Depuis sa direction de l’Histoire des femmes en Occident avec Georges Duby, Michelle Perrot est une figure centrale de l’historiographie française. Elle fait l’objet d’un volume de textes choisis autour de ses objets de prédilection – les ouvriers, les marges, les chambres et les prisons… avec, toujours, les femmes au cœur. L’historien Philippe Artières lui rend hommage.
Michelle Perrot, Le chemin des femmes. Avant-propos de Josyane Savigneau. Robert Laffont, coll. « Bouquins », 1 184 p., 32 €
Je n’ai jamais vu son bureau, seulement ce petit boudoir jouxtant l’espace de l’écriture, un boudoir, devrais-je dire, qui porte bien mal son nom : Michelle Perrot vous y reçoit avec la même attention que vous soyez une jeune historienne indienne, un de ses collègues avec qui elle enseigna à Paris VII, une militante pour l’abolition de la prison ou l’un de ses anciens étudiants. Sous un tableau d’une mer déchaînée, face à une bibliothèque composée de volumes reliés en d’autres siècles, elle vous offrira un thé, une eau gazeuse ou un whisky suivant l’heure du jour et, chaque fois, il y aura cette invitation si rare aujourd’hui : « Alors, racontez-moi ! ».
Michelle Perrot, c’est cela, une voix singulière, claire et chaleureuse ; cette voix, souvent le lundi matin nous l’entendions à la radio présenter un livre et dialoguer avec son auteur.e ; une voix pleine de cette même soif de l’autre, jamais suffisante, toujours inquiète de ne pas avoir bien compris ce que son interlocuteur ou son interlocutrice avait voulu dire.
Il n’en est pas autrement de l’historienne. Michelle Perrot considère le passé avec la même intensité qu’elle écoute le présent. Elle développe depuis 1970 un art des plus rigoureux mais aussi des plus libres : elle a le soin des morts. Comme pour son livre sur George Sand à Nohant (2018), elle lit tout, ne néglige aucune piste, ni aucune information, si futile puisse-t-elle nous paraître. Michelle Perrot sait que l’Histoire est difficile et qu’elle ne s’écrit jamais seul.e.
C’est sans doute aussi qu’elle est écrivaine. Avec elle l’histoire s’écrit par tresses, bouquets, mais aussi treilles. Jour après jour, avec cette formidable inquiétude, elle inscrit sur la page la vie des autres.
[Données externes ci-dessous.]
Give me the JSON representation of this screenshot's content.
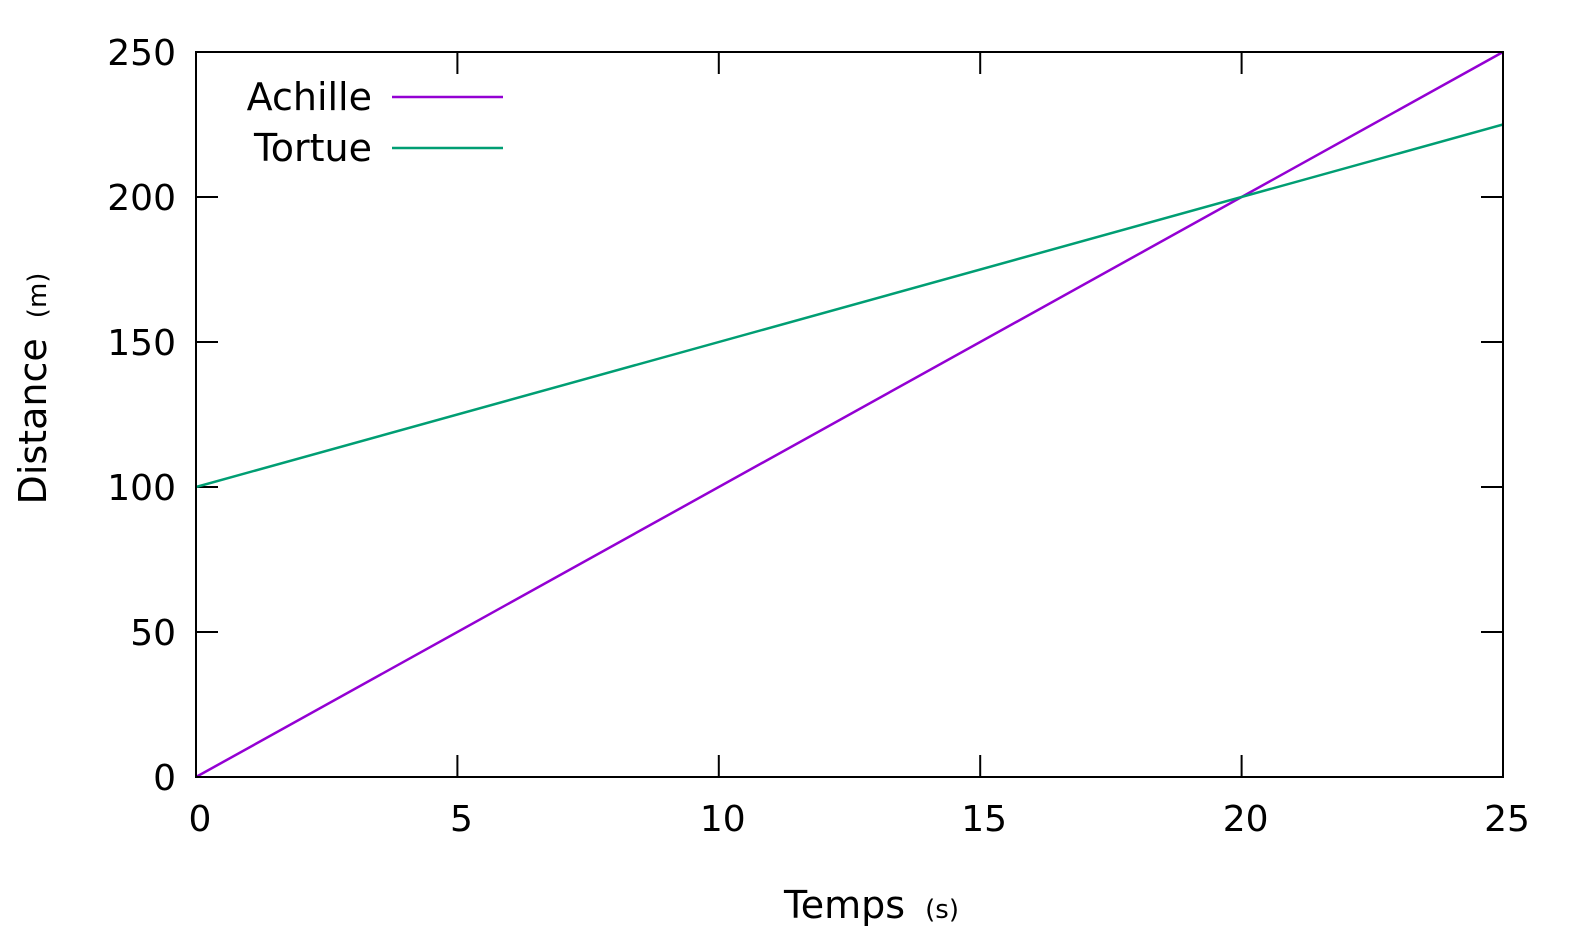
{
  "chart_data": {
    "type": "line",
    "title": "",
    "xlabel": "Temps",
    "xlabel_unit": "(s)",
    "ylabel": "Distance",
    "ylabel_unit": "(m)",
    "xlim": [
      0,
      25
    ],
    "ylim": [
      0,
      250
    ],
    "xticks": [
      0,
      5,
      10,
      15,
      20,
      25
    ],
    "yticks": [
      0,
      50,
      100,
      150,
      200,
      250
    ],
    "grid": false,
    "legend_position": "top-left",
    "series": [
      {
        "name": "Achille",
        "color": "#9400d3",
        "x": [
          0,
          25
        ],
        "y": [
          0,
          250
        ]
      },
      {
        "name": "Tortue",
        "color": "#009e73",
        "x": [
          0,
          25
        ],
        "y": [
          100,
          225
        ]
      }
    ]
  }
}
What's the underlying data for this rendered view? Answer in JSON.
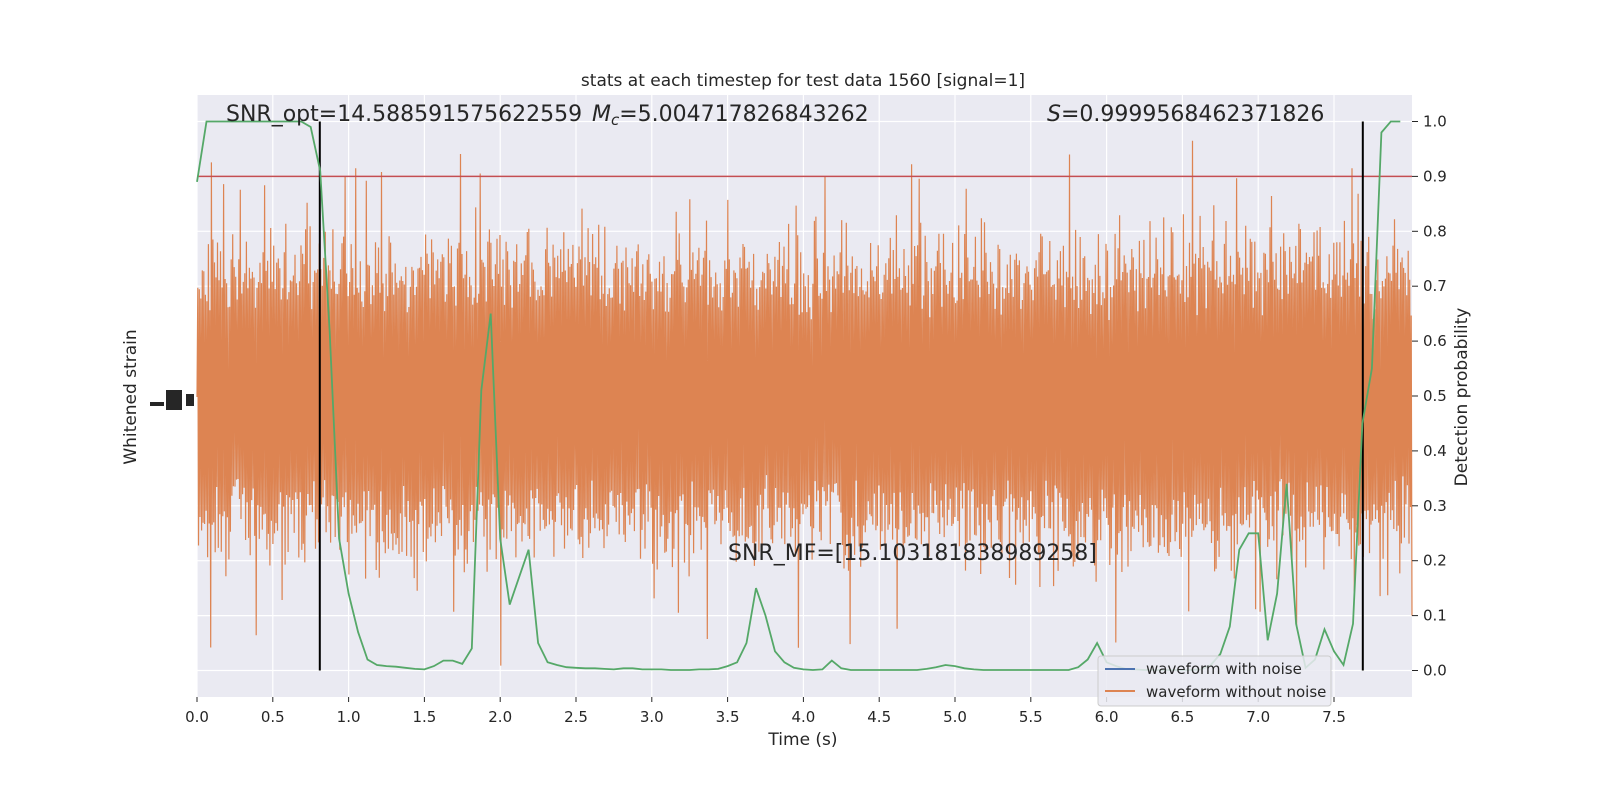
{
  "chart_data": {
    "type": "line",
    "title": "stats at each timestep for test data 1560 [signal=1]",
    "xlabel": "Time (s)",
    "ylabel_left": "Whitened strain",
    "ylabel_right": "Detection probability",
    "xlim": [
      0.0,
      8.0
    ],
    "ylim_right": [
      -0.05,
      1.05
    ],
    "grid": true,
    "legend_position": "lower-right",
    "x_ticks": [
      "0.0",
      "0.5",
      "1.0",
      "1.5",
      "2.0",
      "2.5",
      "3.0",
      "3.5",
      "4.0",
      "4.5",
      "5.0",
      "5.5",
      "6.0",
      "6.5",
      "7.0",
      "7.5"
    ],
    "y_right_ticks": [
      "0.0",
      "0.1",
      "0.2",
      "0.3",
      "0.4",
      "0.5",
      "0.6",
      "0.7",
      "0.8",
      "0.9",
      "1.0"
    ],
    "annotations": {
      "snr_opt": "SNR_opt=14.588591575622559",
      "mc_symbol": "M",
      "mc_sub": "c",
      "mc_value": "=5.004717826843262",
      "s_symbol": "S",
      "s_value": "=0.9999568462371826",
      "snr_mf": "SNR_MF=[15.103181838989258]"
    },
    "threshold": 0.9,
    "vertical_markers": [
      0.81,
      7.69
    ],
    "series": [
      {
        "name": "waveform with noise",
        "color": "#4c72b0"
      },
      {
        "name": "waveform without noise",
        "color": "#dd8452"
      }
    ],
    "detection_probability": {
      "color": "#55a868",
      "x": [
        0.0,
        0.0625,
        0.125,
        0.1875,
        0.25,
        0.3125,
        0.375,
        0.4375,
        0.5,
        0.5625,
        0.625,
        0.6875,
        0.75,
        0.8125,
        0.875,
        0.9375,
        1.0,
        1.0625,
        1.125,
        1.1875,
        1.25,
        1.3125,
        1.375,
        1.4375,
        1.5,
        1.5625,
        1.625,
        1.6875,
        1.75,
        1.8125,
        1.875,
        1.9375,
        2.0,
        2.0625,
        2.125,
        2.1875,
        2.25,
        2.3125,
        2.375,
        2.4375,
        2.5,
        2.5625,
        2.625,
        2.6875,
        2.75,
        2.8125,
        2.875,
        2.9375,
        3.0,
        3.0625,
        3.125,
        3.1875,
        3.25,
        3.3125,
        3.375,
        3.4375,
        3.5,
        3.5625,
        3.625,
        3.6875,
        3.75,
        3.8125,
        3.875,
        3.9375,
        4.0,
        4.0625,
        4.125,
        4.1875,
        4.25,
        4.3125,
        4.375,
        4.4375,
        4.5,
        4.5625,
        4.625,
        4.6875,
        4.75,
        4.8125,
        4.875,
        4.9375,
        5.0,
        5.0625,
        5.125,
        5.1875,
        5.25,
        5.3125,
        5.375,
        5.4375,
        5.5,
        5.5625,
        5.625,
        5.6875,
        5.75,
        5.8125,
        5.875,
        5.9375,
        6.0,
        6.0625,
        6.125,
        6.1875,
        6.25,
        6.3125,
        6.375,
        6.4375,
        6.5,
        6.5625,
        6.625,
        6.6875,
        6.75,
        6.8125,
        6.875,
        6.9375,
        7.0,
        7.0625,
        7.125,
        7.1875,
        7.25,
        7.3125,
        7.375,
        7.4375,
        7.5,
        7.5625,
        7.625,
        7.6875,
        7.75,
        7.8125,
        7.875,
        7.9375
      ],
      "y": [
        0.89,
        1.0,
        1.0,
        1.0,
        1.0,
        1.0,
        1.0,
        1.0,
        1.0,
        1.0,
        1.0,
        1.0,
        0.99,
        0.91,
        0.62,
        0.24,
        0.14,
        0.07,
        0.02,
        0.01,
        0.008,
        0.007,
        0.005,
        0.003,
        0.002,
        0.008,
        0.018,
        0.018,
        0.012,
        0.04,
        0.51,
        0.65,
        0.24,
        0.12,
        0.17,
        0.22,
        0.05,
        0.015,
        0.01,
        0.006,
        0.005,
        0.004,
        0.004,
        0.003,
        0.002,
        0.004,
        0.004,
        0.002,
        0.002,
        0.002,
        0.001,
        0.001,
        0.001,
        0.002,
        0.002,
        0.003,
        0.008,
        0.015,
        0.05,
        0.15,
        0.1,
        0.035,
        0.015,
        0.005,
        0.002,
        0.001,
        0.002,
        0.018,
        0.004,
        0.001,
        0.001,
        0.001,
        0.001,
        0.001,
        0.001,
        0.001,
        0.001,
        0.003,
        0.006,
        0.01,
        0.008,
        0.004,
        0.002,
        0.001,
        0.001,
        0.001,
        0.001,
        0.001,
        0.001,
        0.001,
        0.001,
        0.001,
        0.001,
        0.006,
        0.02,
        0.05,
        0.015,
        0.008,
        0.003,
        0.002,
        0.001,
        0.001,
        0.001,
        0.001,
        0.001,
        0.001,
        0.002,
        0.01,
        0.03,
        0.08,
        0.22,
        0.25,
        0.25,
        0.055,
        0.14,
        0.34,
        0.085,
        0.005,
        0.02,
        0.075,
        0.035,
        0.01,
        0.085,
        0.45,
        0.55,
        0.98,
        1.0,
        1.0
      ]
    }
  }
}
Michelle Perrot fait récit sans jamais s’absenter de son livre ; pudique, elle se tient dans l’ombre de la porte, mais elle l’habite pourtant avec une force qui soudain fait entrer sur la scène du théâtre de l’histoire un prisonnier de la Roquette, une ouvrière textile, un mineur gréviste mais aussi George Sand, Alexis de Tocqueville, ou encore le baron Joseph-Marie de Gérando… Il n’est pas de grands ou de petits acteurs de l’histoire à ses yeux, elle écrit l’histoire comme elle vit sa vie, en sujet libre attentive à tous les mots du monde, nous offrant à nous ses visiteurs de nouvelles perspectives, des chantiers inédits à mener et tant de nouveaux livres à écrire.
Ainsi, Le chemin des femmes, qui paraît cet automne, est également un autoportrait pudique. On relira son ego-histoire, écrite dans les années 1980 pour Pierre Nora, on écoutera une leçon d’écriture de l’histoire, curieuse et grave, incarnée et sensible, on suivra les existences des femmes et des hommes du passé à travers les traces que Michelle Perrot ne cesse de mettre en lumière (archives, littératures, peintures), on mesurera combien aussi cette grande historienne a modifié la discipline historique, comment par la production d’entreprises collectives – à commencer par l’histoire de la vie privée et l’histoire des femmes – Michelle Perrot est au centre de notre présent.